NVIDIA shares (NVDA) is on track to experience a comfortable triple-digit percentage gain again in 2024, after an increase of almost 240% in 2023.

This year’s increase is largely due to a product that didn’t even ship until the last quarter of the year: Blackwell.

It is the largest GPU (graphics processing unit) ever built, created by connecting two chips through a high-bandwidth interface (HBI). Simply put, this translates to a lot of power with high efficiency, which is why it is in such demand by so-called hyperscalers – companies like Alphabet (GOOG) and Microsoft (MSFT) who are building huge data centers to power large language models (LLM).

This strong demand for Blackwell and the 170% rise in Nvidia shares is what led Yahoo Finance to name the chip its 2024 Product of the Year.

Learn more: Here’s why Walmart won the 2024 Yahoo Finance Company of the Year award

“Technically, Blackwell is a beast,” Matt Kimball, an analyst at Moor Insights & Strategy, told Yahoo Finance in an email. “Blackwell represents an exponential leap forward as it is a dual GPU on a single chip with faster connectivity, a larger pool of high bandwidth memory (HBM3E) and the introduction of the decompression engine of NVIDIA to make data processing much faster (up to 6 times compared to last year). to Hopper).

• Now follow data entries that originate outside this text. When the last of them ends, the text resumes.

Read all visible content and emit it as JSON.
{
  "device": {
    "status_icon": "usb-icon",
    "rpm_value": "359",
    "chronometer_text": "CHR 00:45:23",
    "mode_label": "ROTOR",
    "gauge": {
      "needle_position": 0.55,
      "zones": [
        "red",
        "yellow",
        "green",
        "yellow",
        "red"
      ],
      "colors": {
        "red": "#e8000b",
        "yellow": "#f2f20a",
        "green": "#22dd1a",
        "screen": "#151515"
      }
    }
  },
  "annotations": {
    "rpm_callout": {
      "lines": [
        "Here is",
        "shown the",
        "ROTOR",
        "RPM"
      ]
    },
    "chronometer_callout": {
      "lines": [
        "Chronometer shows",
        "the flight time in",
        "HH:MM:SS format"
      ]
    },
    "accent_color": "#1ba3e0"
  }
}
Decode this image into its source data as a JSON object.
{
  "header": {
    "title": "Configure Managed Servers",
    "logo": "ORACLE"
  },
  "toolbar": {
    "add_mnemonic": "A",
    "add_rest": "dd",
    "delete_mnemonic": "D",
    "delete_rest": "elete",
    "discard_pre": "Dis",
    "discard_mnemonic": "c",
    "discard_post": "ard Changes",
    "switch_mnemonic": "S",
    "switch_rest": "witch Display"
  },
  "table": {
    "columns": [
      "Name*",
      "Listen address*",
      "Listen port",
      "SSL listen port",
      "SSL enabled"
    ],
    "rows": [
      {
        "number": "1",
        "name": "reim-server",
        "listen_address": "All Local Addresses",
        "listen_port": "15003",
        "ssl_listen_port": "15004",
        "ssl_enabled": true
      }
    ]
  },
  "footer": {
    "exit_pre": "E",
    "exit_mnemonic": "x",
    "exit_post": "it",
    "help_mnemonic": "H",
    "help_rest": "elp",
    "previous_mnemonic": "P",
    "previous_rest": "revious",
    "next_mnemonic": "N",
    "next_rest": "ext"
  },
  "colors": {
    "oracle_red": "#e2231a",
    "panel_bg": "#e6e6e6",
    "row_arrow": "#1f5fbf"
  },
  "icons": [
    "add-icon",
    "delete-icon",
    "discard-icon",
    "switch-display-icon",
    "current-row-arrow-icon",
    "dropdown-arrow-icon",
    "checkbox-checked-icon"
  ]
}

First announced in March, Blackwell is in the right place at the right time. Data centers that power Generative AI or LLMs are currently busy entering data and training these models. Blackwell and his predecessor, Hopper, are well suited to the job.

Blackwell represents a huge step forward in power. It contains 208 billion transistors, more than two and a half times Hopper’s number.

Its GB200 NVL72 server, which combines 72 Blackwell GPUs with 36 Grace processors, delivers up to 30x better performance than the same number of Hopper GPUs for LLM inference workloads. It also consumes up to 25 times less energy.

“For us to leap forward by an order of magnitude is pretty unheard of,” said Dion Harris, director of accelerated data center, HPC (high performance computing) and AI at Nvidia, during a telephone interview. “We were limited by physics, but we recognized that innovating with the HBI would allow us to scale communication and computation to the chip level.”

Spending by U.S. companies on generative AI has increased sixfold in one year, from $2.3 billion in 2023 to $13.8 billion in 2024. according to Menlo Ventures. And the trend is only growing, as major companies, from banking and retail to technology and hospitality, race to introduce chatbots and advanced assistants to their customers.